Deduced amino acid sequence of Escherichia coli adenosine deaminase reveals evolutionarily conserved amino acid residues: implications for catalytic function.

The goal of the research reported here is to identify evolutionarily conserved amino acid residues associated with enzymatic deamination of adenosine. To do this, we isolated molecular clones of the Escherichia coli adenosine deaminase gene by functional complementation of adenosine deaminase deficient bacteria and deduced the amino acid sequence of the enzyme from the nucleotide sequence of the gene. Nucleotide sequence analysis revealed the presence of a 996-nucleotide open reading frame encoding a protein of 332 amino acids having a molecular weight of 36,345. The deduced amino acid sequence of the E. coli enzyme has approximately 33% identity with those of the mammalian adenosine deaminases. With conservative amino acid substitutions the overall sequence homology approaches 50%, suggesting that the structures and functions of the mammalian and bacterial enzymes are similar.
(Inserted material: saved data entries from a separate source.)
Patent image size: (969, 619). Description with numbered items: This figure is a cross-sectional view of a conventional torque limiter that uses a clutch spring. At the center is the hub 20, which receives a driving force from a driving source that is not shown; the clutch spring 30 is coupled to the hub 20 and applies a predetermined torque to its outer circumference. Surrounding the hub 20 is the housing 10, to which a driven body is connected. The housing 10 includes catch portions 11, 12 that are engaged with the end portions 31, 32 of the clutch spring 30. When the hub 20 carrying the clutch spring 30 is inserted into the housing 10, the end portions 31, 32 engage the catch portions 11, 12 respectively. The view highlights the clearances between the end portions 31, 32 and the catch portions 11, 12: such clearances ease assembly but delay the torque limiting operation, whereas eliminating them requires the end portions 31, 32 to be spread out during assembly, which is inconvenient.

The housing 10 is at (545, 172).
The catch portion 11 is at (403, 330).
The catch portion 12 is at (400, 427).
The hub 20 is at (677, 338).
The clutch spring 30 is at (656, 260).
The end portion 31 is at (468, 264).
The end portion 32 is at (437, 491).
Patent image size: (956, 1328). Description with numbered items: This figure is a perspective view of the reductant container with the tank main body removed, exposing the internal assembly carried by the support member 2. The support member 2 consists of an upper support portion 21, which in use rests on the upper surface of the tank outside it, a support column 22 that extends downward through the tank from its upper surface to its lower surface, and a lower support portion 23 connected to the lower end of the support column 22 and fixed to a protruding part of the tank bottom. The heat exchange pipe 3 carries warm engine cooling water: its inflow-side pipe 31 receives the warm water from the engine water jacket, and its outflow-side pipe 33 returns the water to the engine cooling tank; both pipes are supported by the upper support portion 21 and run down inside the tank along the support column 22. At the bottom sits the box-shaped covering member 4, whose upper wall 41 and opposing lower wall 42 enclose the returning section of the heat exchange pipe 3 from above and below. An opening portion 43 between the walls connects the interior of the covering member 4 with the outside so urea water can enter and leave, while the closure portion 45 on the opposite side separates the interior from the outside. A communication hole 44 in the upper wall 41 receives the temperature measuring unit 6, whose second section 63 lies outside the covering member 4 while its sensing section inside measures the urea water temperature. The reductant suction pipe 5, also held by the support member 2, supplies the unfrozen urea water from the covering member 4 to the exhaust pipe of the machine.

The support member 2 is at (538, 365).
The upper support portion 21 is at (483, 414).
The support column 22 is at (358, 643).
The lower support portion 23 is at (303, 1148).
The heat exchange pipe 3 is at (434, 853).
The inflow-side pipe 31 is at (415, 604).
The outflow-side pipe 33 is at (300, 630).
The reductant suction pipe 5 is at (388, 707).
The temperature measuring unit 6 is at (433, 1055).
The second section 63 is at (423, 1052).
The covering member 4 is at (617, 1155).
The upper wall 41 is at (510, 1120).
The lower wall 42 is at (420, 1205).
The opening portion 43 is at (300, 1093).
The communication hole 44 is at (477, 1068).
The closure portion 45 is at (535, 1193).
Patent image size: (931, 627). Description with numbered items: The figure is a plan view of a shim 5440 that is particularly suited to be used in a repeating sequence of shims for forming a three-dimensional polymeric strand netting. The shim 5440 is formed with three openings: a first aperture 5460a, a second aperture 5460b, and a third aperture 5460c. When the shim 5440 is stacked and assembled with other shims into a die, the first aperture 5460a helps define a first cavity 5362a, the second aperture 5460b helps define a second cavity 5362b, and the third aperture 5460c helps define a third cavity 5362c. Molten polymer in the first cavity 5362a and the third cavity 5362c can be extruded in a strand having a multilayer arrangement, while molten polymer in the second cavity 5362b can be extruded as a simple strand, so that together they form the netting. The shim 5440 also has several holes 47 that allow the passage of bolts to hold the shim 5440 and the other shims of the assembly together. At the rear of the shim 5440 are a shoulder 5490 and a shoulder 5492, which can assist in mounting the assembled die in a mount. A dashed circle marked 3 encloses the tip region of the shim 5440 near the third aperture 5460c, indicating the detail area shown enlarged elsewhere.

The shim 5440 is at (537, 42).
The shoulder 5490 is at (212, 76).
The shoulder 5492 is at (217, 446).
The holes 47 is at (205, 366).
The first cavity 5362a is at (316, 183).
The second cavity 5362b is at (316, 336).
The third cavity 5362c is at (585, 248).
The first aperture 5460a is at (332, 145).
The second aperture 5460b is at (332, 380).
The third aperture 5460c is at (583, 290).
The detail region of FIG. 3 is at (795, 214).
Additional amino acid sequence analysis revealed specific residues that are conserved among all three adenosine deaminases and four AMP deaminases for which sequence information is currently available. In view of previously published enzymological data and the conserved amino acid residues identified in this study, we propose a model to account for the enzyme-catalyzed hydrolytic deamination of adenosine. Potential catalytic roles are assigned to the conserved His 214, Cys 262, Asp 295, and Asp 296 residues of mammalian adenosine deaminases and the corresponding conserved amino acid residues in bacterial adenosine deaminase and the eukaryotic AMP deaminases.[1]